The upstream policy is that symbol exports may be removed when there are
no in-tree users.  So that export could even be made conditional on
CONFIG_KVM_MODULE (or whatever it's called).

> I fail to see a reason why VMware or anybody else should refrain from
> using smp_ops if they need it.

Because it's a low-level implementation detail.

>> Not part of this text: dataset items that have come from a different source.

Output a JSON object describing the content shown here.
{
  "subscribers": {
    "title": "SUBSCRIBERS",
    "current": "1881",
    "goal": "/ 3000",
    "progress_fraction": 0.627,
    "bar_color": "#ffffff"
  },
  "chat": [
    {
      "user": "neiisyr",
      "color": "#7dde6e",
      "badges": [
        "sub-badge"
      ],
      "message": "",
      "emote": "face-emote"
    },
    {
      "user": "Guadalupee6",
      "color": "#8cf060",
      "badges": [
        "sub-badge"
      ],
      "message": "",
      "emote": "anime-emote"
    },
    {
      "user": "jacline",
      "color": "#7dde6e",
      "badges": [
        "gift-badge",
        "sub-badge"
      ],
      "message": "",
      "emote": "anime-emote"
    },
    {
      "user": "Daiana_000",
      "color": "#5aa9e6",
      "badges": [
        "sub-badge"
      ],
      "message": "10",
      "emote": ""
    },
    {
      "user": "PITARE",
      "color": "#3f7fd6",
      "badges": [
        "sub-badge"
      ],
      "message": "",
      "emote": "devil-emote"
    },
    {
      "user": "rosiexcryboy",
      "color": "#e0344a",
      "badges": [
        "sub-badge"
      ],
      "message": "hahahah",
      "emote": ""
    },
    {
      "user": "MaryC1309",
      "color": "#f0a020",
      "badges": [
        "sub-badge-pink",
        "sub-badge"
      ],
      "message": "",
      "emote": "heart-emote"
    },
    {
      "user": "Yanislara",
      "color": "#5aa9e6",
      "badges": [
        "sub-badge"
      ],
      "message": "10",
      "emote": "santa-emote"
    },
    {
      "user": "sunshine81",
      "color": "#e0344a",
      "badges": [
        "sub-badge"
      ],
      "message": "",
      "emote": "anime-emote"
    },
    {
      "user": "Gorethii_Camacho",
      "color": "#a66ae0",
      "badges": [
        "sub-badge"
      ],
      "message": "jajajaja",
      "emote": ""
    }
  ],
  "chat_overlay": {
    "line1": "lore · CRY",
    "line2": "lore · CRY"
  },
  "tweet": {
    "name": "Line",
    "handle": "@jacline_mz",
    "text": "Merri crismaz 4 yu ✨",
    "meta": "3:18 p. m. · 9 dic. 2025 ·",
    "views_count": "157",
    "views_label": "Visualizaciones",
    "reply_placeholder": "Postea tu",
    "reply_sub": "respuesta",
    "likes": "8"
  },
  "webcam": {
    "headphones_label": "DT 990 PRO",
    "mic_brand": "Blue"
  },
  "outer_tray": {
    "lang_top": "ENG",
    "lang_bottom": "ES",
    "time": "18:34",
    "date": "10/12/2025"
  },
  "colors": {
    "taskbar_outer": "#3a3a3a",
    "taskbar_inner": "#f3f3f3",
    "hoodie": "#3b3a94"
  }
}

Maybe I should find a way to limit that export so OOT users won't make
this mistake.

> >> We would not accept that behaviour from a shared library, I don't see
> >> any reason why we would accept it from the kernel.
> >
> > This is not true; for example, the interface between libc and NSS is not
> > stable.
> 
> And it's been widely recognized as a design flaw and a royal pain in the
> ass for, like, forever. Not exactly an example you want to follow.
> 
> > If someone claims to certify something about future Debian kernels
> > without talking to the kernel team, they are a fraud.
> 
> See the top of this mail where you state that no list of symbols covered
> by the ABI was ever published for Debian kernels. It isn't unreasonable
> under these circumstances to assume that all symbols are covered.

It is extremely stupid.

> >> Out of tree modules exist and you can't just ignore them; in some
> >> environments they are necessary to make things work and you won't have a
> >> way around that.
> >
> > Example?
> 
> VMware, nVidia, various drivers and infrastructure for communications
> hardware (been there, done that), ...

VMware - use KVM.
nvidia - use nouveau, report a bug if it doesn't work.
random drivers - send them to the maintainer of crap (Greg K-H, for the
staging tree).

Ben.

-- 
Ben Hutchings
Once a job is fouled up, anything done to improve it makes it worse.